What is a stored procedure, and what are its pros/cons vs. application-layer logic?
Quick Answer
A stored procedure is precompiled, named logic stored and executed inside the database itself, callable via `CALL`/`EXEC`. Pros: reduced network round-trips, logic co-located with the data it operates on, consistent enforcement across every caller. Cons: harder to version/test/deploy alongside application code, ties business logic to a specific database engine, and can obscure logic from developers used to reading application-layer code.
Detailed Answer
CREATE PROCEDURE transfer_funds(
IN from_account INT,
IN to_account INT,
IN amount NUMERIC
)
LANGUAGE plpgsql
AS $$
BEGIN
UPDATE accounts SET balance = balance - amount WHERE id = from_account;
UPDATE accounts SET balance = balance + amount WHERE id = to_account;
IF (SELECT balance FROM accounts WHERE id = from_account) < 0 THEN
RAISE EXCEPTION 'Insufficient funds';
END IF;
END;
$$;
CALL transfer_funds(1, 2, 100);
Advantages
- Fewer network round-trips. Multiple statements execute as one call instead of several separate queries from the application, each paying network latency — meaningful for logic with many small, dependent steps.

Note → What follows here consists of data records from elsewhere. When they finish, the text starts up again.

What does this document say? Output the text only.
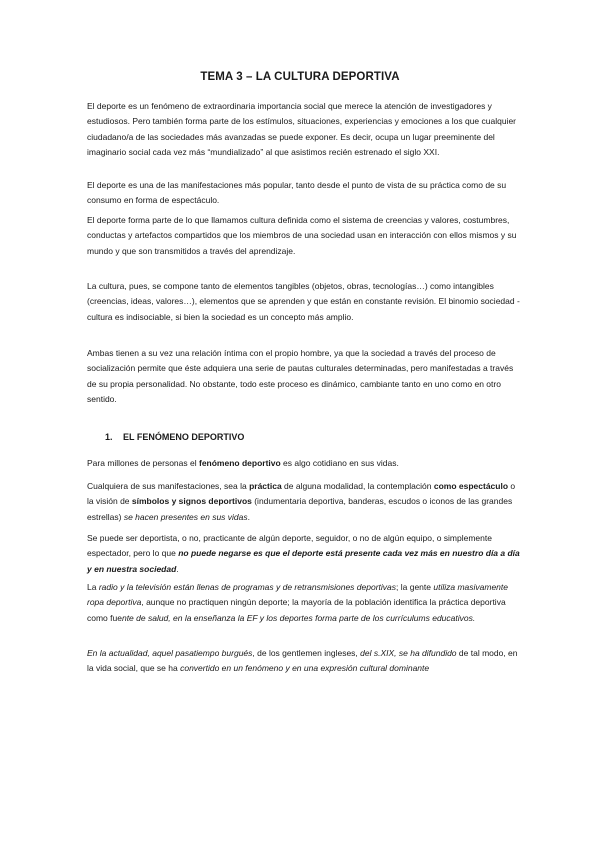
TEMA 3 – LA CULTURA DEPORTIVA

El deporte es un fenómeno de extraordinaria importancia social que merece la atención de investigadores y estudiosos. Pero también forma parte de los estímulos, situaciones, experiencias y emociones a los que cualquier ciudadano/a de las sociedades más avanzadas se puede exponer. Es decir, ocupa un lugar preeminente del imaginario social cada vez más “mundializado” al que asistimos recién estrenado el siglo XXI.

El deporte es una de las manifestaciones más popular, tanto desde el punto de vista de su práctica como de su consumo en forma de espectáculo.

El deporte forma parte de lo que llamamos cultura definida como el sistema de creencias y valores, costumbres, conductas y artefactos compartidos que los miembros de una sociedad usan en interacción con ellos mismos y su mundo y que son transmitidos a través del aprendizaje.

La cultura, pues, se compone tanto de elementos tangibles (objetos, obras, tecnologías…) como intangibles (creencias, ideas, valores…), elementos que se aprenden y que están en constante revisión. El binomio sociedad - cultura es indisociable, si bien la sociedad es un concepto más amplio.

Ambas tienen a su vez una relación íntima con el propio hombre, ya que la sociedad a través del proceso de socialización permite que éste adquiera una serie de pautas culturales determinadas, pero manifestadas a través de su propia personalidad. No obstante, todo este proceso es dinámico, cambiante tanto en uno como en otro sentido.

1. EL FENÓMENO DEPORTIVO

Para millones de personas el fenómeno deportivo es algo cotidiano en sus vidas.

Cualquiera de sus manifestaciones, sea la práctica de alguna modalidad, la contemplación como espectáculo o la visión de símbolos y signos deportivos (indumentaria deportiva, banderas, escudos o iconos de las grandes estrellas) se hacen presentes en sus vidas.

Se puede ser deportista, o no, practicante de algún deporte, seguidor, o no de algún equipo, o simplemente espectador, pero lo que no puede negarse es que el deporte está presente cada vez más en nuestro día a día y en nuestra sociedad.

La radio y la televisión están llenas de programas y de retransmisiones deportivas; la gente utiliza masivamente ropa deportiva, aunque no practiquen ningún deporte; la mayoría de la población identifica la práctica deportiva como fuente de salud, en la enseñanza la EF y los deportes forma parte de los currículums educativos.

En la actualidad, aquel pasatiempo burgués, de los gentlemen ingleses, del s.XIX, se ha difundido de tal modo, en la vida social, que se ha convertido en un fenómeno y en una expresión cultural dominante
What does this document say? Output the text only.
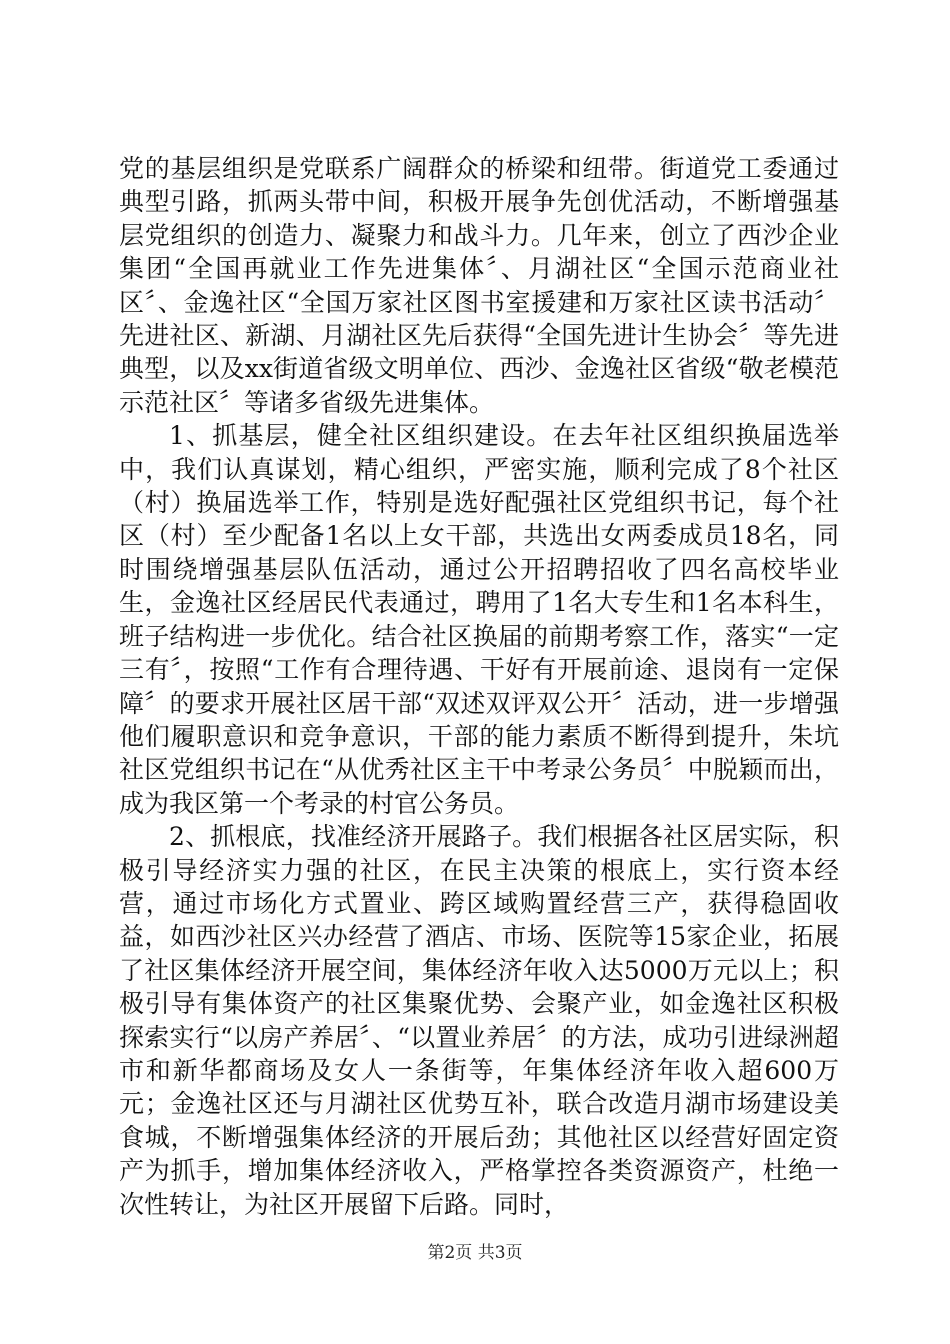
党的基层组织是党联系广阔群众的桥梁和纽带。街道党工委通过典型引路，抓两头带中间，积极开展争先创优活动，不断增强基层党组织的创造力、凝聚力和战斗力。几年来，创立了西沙企业集团“全国再就业工作先进集体〞、月湖社区“全国示范商业社区〞、金逸社区“全国万家社区图书室援建和万家社区读书活动〞先进社区、新湖、月湖社区先后获得“全国先进计生协会〞等先进典型，以及xx街道省级文明单位、西沙、金逸社区省级“敬老模范示范社区〞等诸多省级先进集体。

1、抓基层，健全社区组织建设。在去年社区组织换届选举中，我们认真谋划，精心组织，严密实施，顺利完成了8个社区（村）换届选举工作，特别是选好配强社区党组织书记，每个社区（村）至少配备1名以上女干部，共选出女两委成员18名，同时围绕增强基层队伍活动，通过公开招聘招收了四名高校毕业生，金逸社区经居民代表通过，聘用了1名大专生和1名本科生，班子结构进一步优化。结合社区换届的前期考察工作，落实“一定三有〞，按照“工作有合理待遇、干好有开展前途、退岗有一定保障〞的要求开展社区居干部“双述双评双公开〞活动，进一步增强他们履职意识和竞争意识，干部的能力素质不断得到提升，朱坑社区党组织书记在“从优秀社区主干中考录公务员〞中脱颖而出，成为我区第一个考录的村官公务员。

2、抓根底，找准经济开展路子。我们根据各社区居实际，积极引导经济实力强的社区，在民主决策的根底上，实行资本经营，通过市场化方式置业、跨区域购置经营三产，获得稳固收益，如西沙社区兴办经营了酒店、市场、医院等15家企业，拓展了社区集体经济开展空间，集体经济年收入达5000万元以上；积极引导有集体资产的社区集聚优势、会聚产业，如金逸社区积极探索实行“以房产养居〞、“以置业养居〞的方法，成功引进绿洲超市和新华都商场及女人一条街等，年集体经济年收入超600万元；金逸社区还与月湖社区优势互补，联合改造月湖市场建设美食城，不断增强集体经济的开展后劲；其他社区以经营好固定资产为抓手，增加集体经济收入，严格掌控各类资源资产，杜绝一次性转让，为社区开展留下后路。同时，

第2页 共3页
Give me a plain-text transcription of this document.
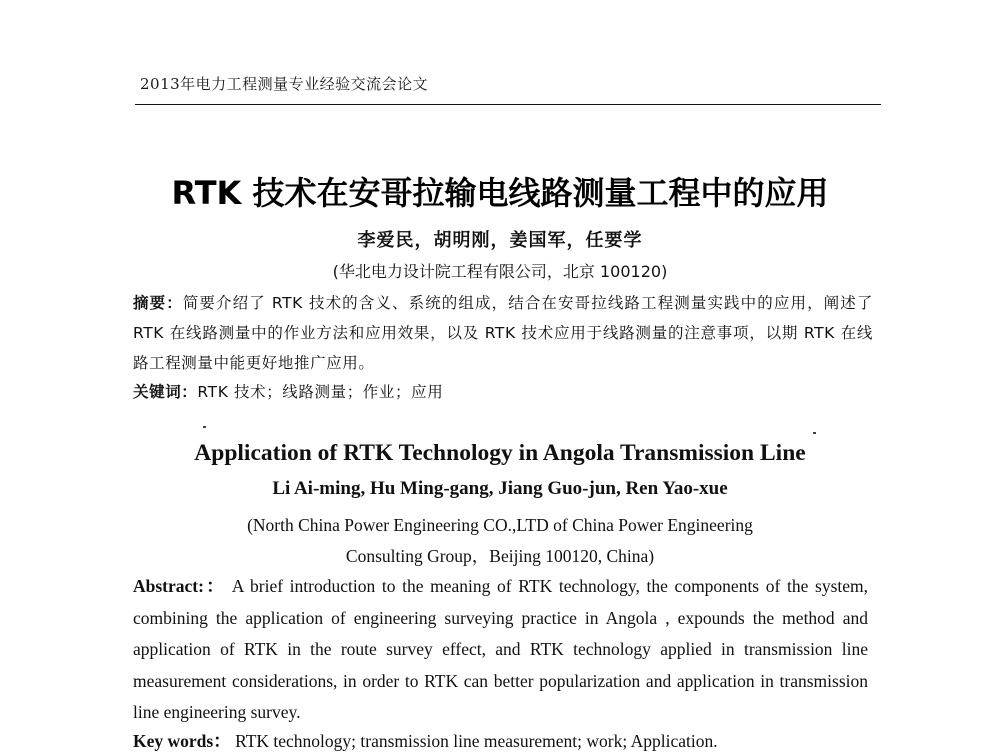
2013年电力工程测量专业经验交流会论文
RTK 技术在安哥拉输电线路测量工程中的应用
李爱民，胡明刚，姜国军，任要学
(华北电力设计院工程有限公司，北京 100120)
摘要：简要介绍了 RTK 技术的含义、系统的组成，结合在安哥拉线路工程测量实践中的应用，阐述了 RTK 在线路测量中的作业方法和应用效果，以及 RTK 技术应用于线路测量的注意事项，以期 RTK 在线路工程测量中能更好地推广应用。
关键词：RTK 技术；线路测量；作业；应用
Application of RTK Technology in Angola Transmission Line
Li Ai-ming, Hu Ming-gang, Jiang Guo-jun, Ren Yao-xue
(North China Power Engineering CO.,LTD of China Power Engineering
Consulting Group，Beijing 100120, China)
Abstract:： A brief introduction to the meaning of RTK technology, the components of the system, combining the application of engineering surveying practice in Angola , expounds the method and application of RTK in the route survey effect, and RTK technology applied in transmission line measurement considerations, in order to RTK can better popularization and application in transmission line engineering survey.
Key words： RTK technology; transmission line measurement; work; Application.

- Logic co-located with data. Business rules enforced in a procedure apply no matter which application, script, or ad-hoc tool touches the database — you can't accidentally bypass validation by writing to the table through a different code path.
- Reduced data transfer. Complex calculations happen where the data already lives, rather than pulling large intermediate result sets to the application tier just to compute something and write it back.
- Precompiled execution plan (in some engines) — repeated calls can reuse a cached plan rather than re-parsing/re-planning every time, though modern query engines also cache plans for parameterized ad-hoc queries, narrowing this advantage.
Disadvantages
- Weaker tooling for versioning/testing. Application code benefits from mature version control diffing, unit testing frameworks, code review tooling, and CI pipelines; stored procedure logic often lives partially outside that ecosystem unless deliberately integrated (migration-based deployment, dedicated SQL test frameworks).
- Vendor lock-in. Procedural SQL dialects (PL/pgSQL, T-SQL, PL/SQL) are not portable across engines — logic written for PostgreSQL doesn't run on SQL Server without a rewrite, unlike application code written in a general-purpose language.
- Split logic, harder to reason about. A developer reading application code may not realize significant business logic actually lives in the database, making the system harder to understand holistically and harder to debug with standard application debugging tools.
- Scaling application logic independently of the database becomes harder — application-tier logic can scale horizontally across many stateless app servers; database-tier logic is bottlenecked by the database's own compute capacity.
Most modern application architectures favor keeping business logic in the application layer, reserving stored procedures for narrow cases where their advantages are decisive: enforcing an invariant that absolutely must never be bypassed regardless of caller, or a genuinely data-intensive operation where minimizing round-trips/data transfer matters more than tooling/portability concerns.